O jogo de câmeras posiciona o tempo todo as forças em questão, principalmente nos momentos do julgamento e do assassinato, onde se formam campos de batalha evidentes, mediados pelo olhar, com movimentos de confronto e contenção, ou reconhecimento e aliança. Quando a sessão é interrompida para o horário de almoço e as três acusadas descem a escada do tribunal para o lugar que lhes é reservado, as testemunhas do crime, que vale ressaltar, estão presentes apenas como parte do público, pois nunca se anunciaram à justiça, e com quem as rés nunca trocaram palavra, levantam-se para olhá-las com cumplicidade e solidariedade, enquanto Janine, também enquadrada, observa a conexão.

Durante o almoço, o marido de Janine tenta dissuadi-la de defender com tanta veemência a sanidade daquelas mulheres. Aqui, essa personagem assume um papel dentro da classe masculina e abre a impossibilidade de aliança entre os dois, se sua condição é que a esposa abra mão de defender – e esta o faz por princípio de justiça, e não meramente autointeresse – a classe à qual pertence e que está sob ataque, pois isso macularia a imagem profissional de ambos (dele). Por duas vezes a metáfora da guerra é trazida pelo filme: na primeira vez por Janine, quando fala do estado de mutilação do corpo do homem assassinado, que lhe lembra os crimes de guerra, e na segunda pelo promotor de justiça, ao referir-se à brutalidade do caso e ao ataque das mulheres como digno de um “exército enfurecido”. Apesar da tentativa do marido, Janine já tomou sua decisão.

Na continuação da sessão, ela tenta evidenciar a questão de gênero que permeia o crime, o que o promotor nega, afirmando que poderia ter sido um assassinato cometido contra uma mulher, ou de três homens contra o homem.
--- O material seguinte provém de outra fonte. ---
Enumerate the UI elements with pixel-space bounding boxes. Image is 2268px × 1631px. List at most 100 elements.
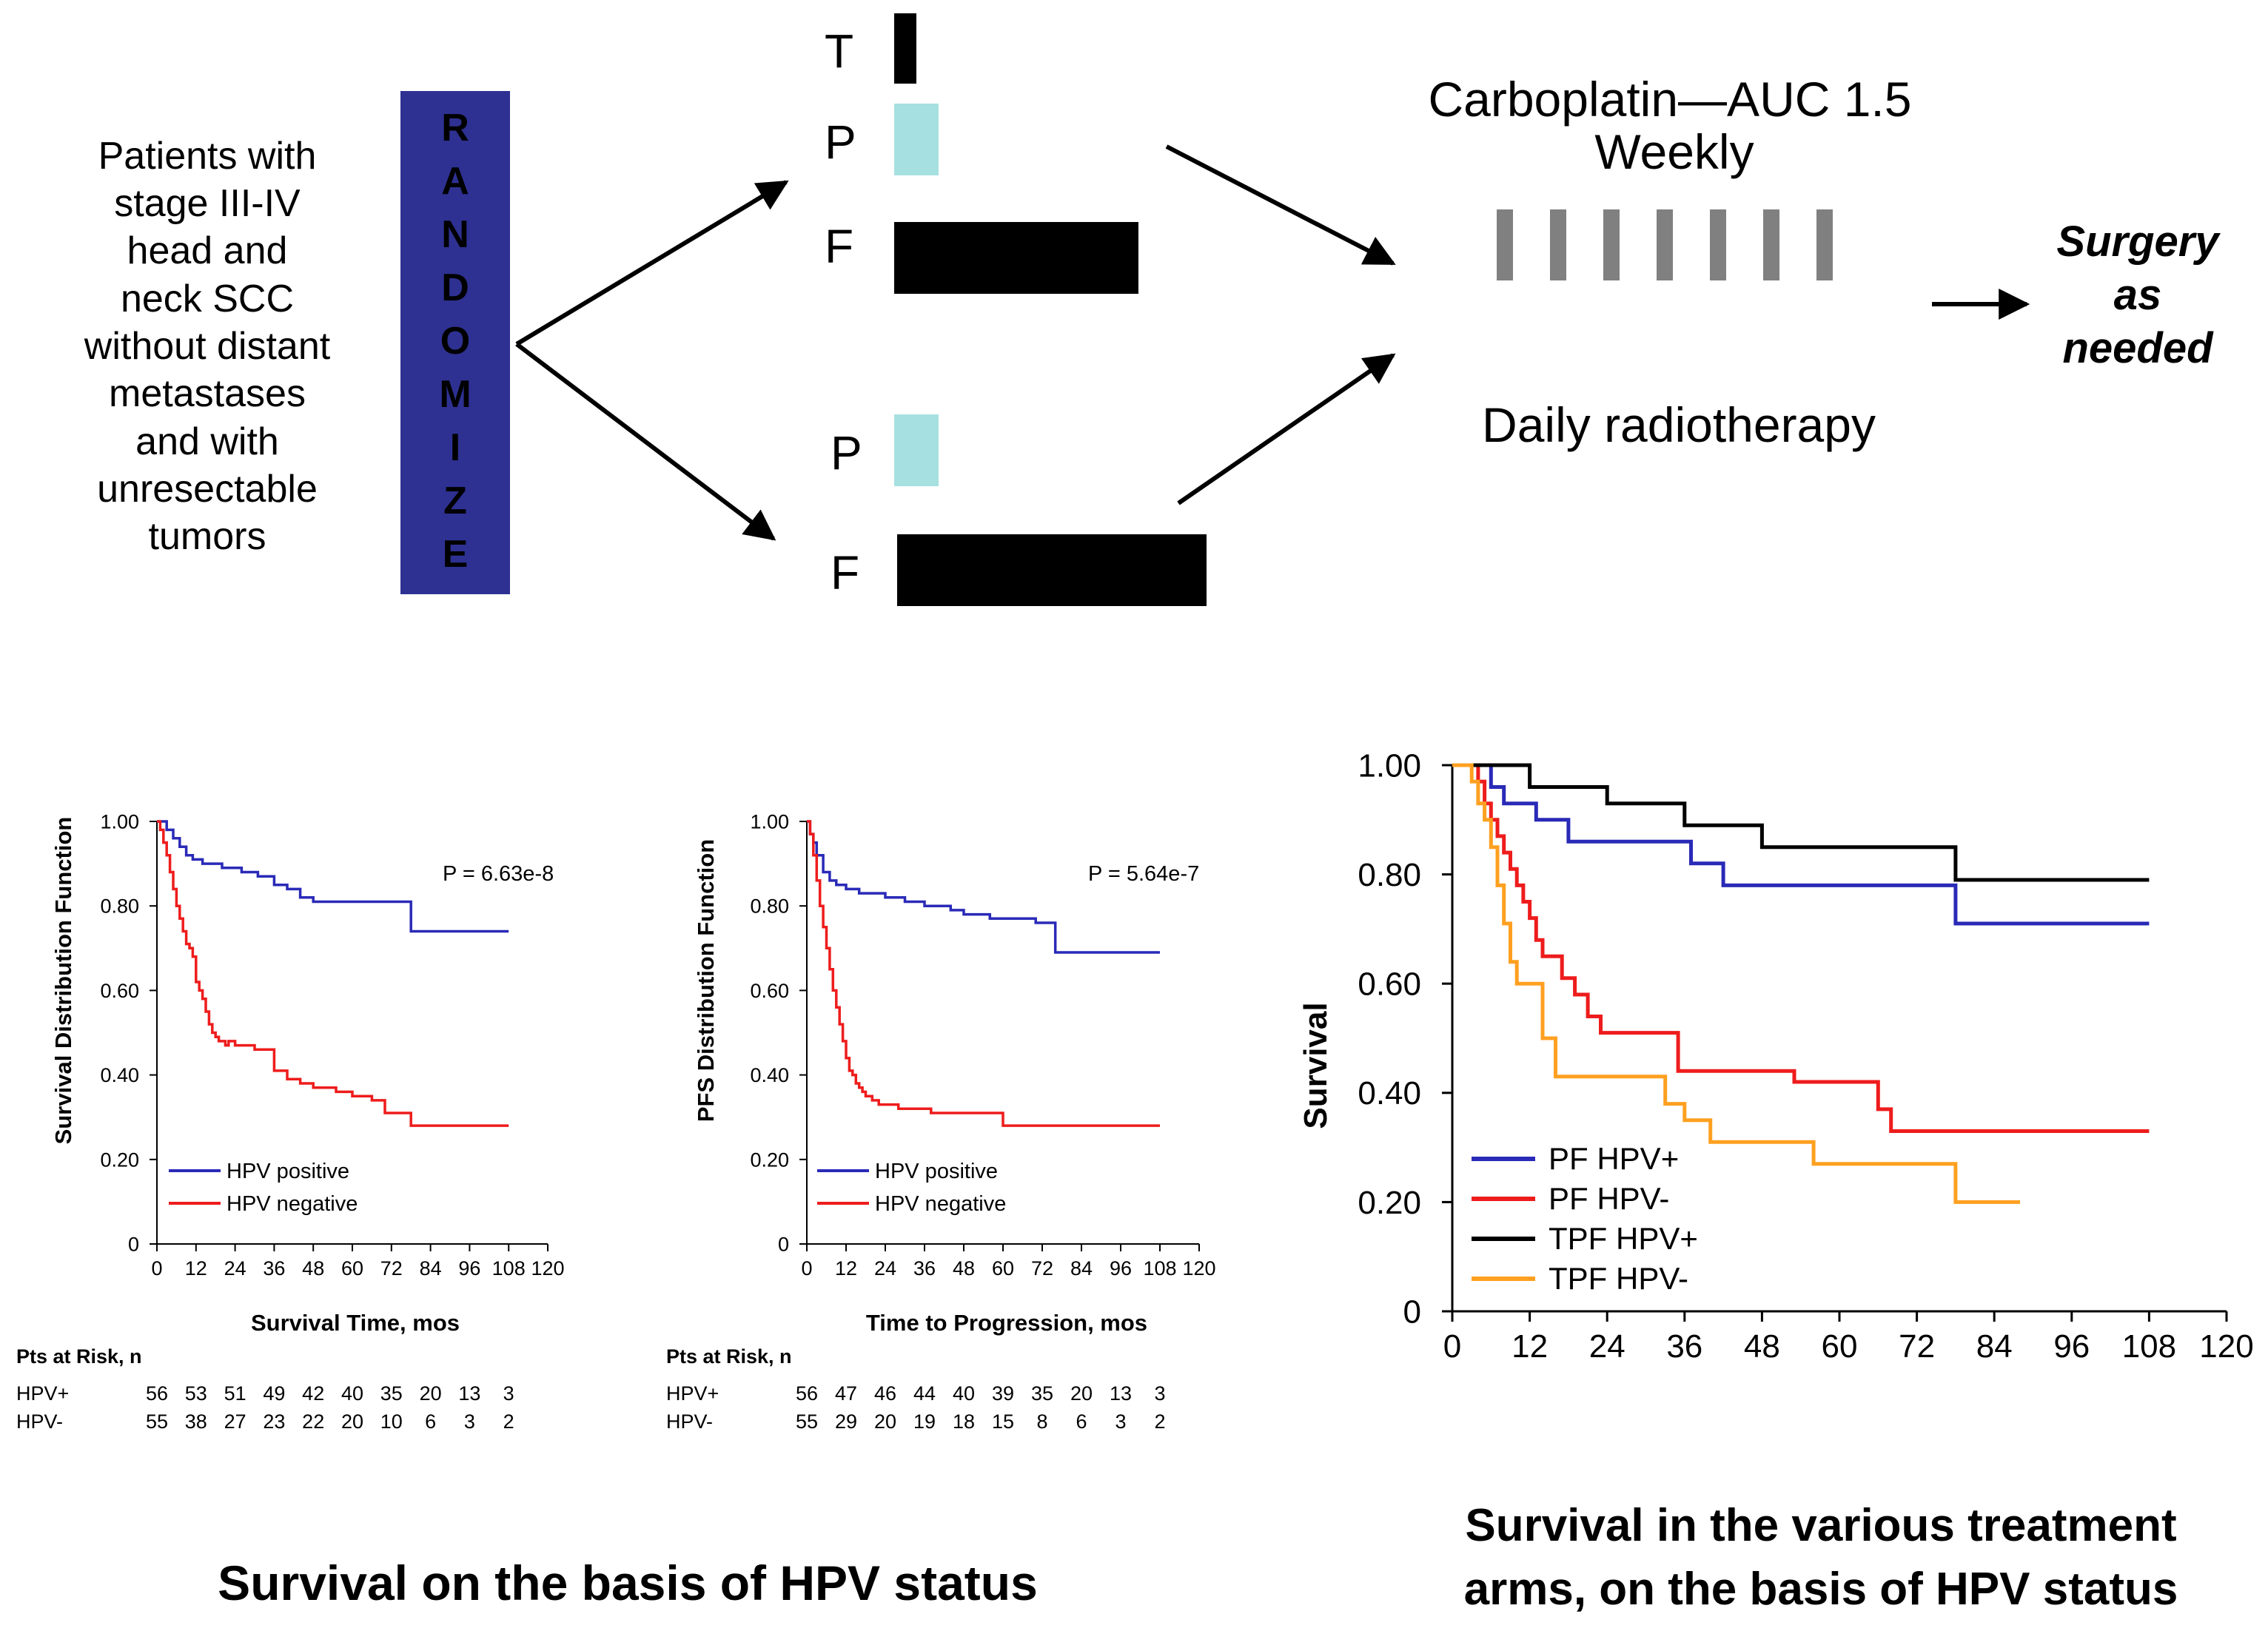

Sua fala suscita a risada de Annie, no banco das rés, que espalha-se entre as testemunhas secretas do crime e entre as outras rés, chegando até Janine: “É mesmo muito engraçado”. O fim do filme é uma declaração não de guerra, mas do reconhecimento de sua existência, e de que diante da impossibilidade de dizê-lo, resta a consciência compartilhada, e boas gargalhadas. A risada, nesse caso, é a um tempo comunhão e atestado da descrença de qualquer sentença que venha daquele ambiente. Como não lembrar do julgamento de estupro de André Aranha, que, graças à situação de pandemia em que nos encontramos, foi gravado e trazido a público no momento em que o advogado do empresário humilha a vítima no processo, uma jovem de vinte e três anos, reencenando, com o silêncio conivente do juiz e do próprio advogado da vítima, uma dinâmica que atravessa tempo e fronteiras, e, em seu limiar entre o dito e o não-dito, é tão bem trabalhada por Marleen Gorris. As nove personagens-força se retiram (e são retiradas) da audiência, que “continua sem a presença das rés”.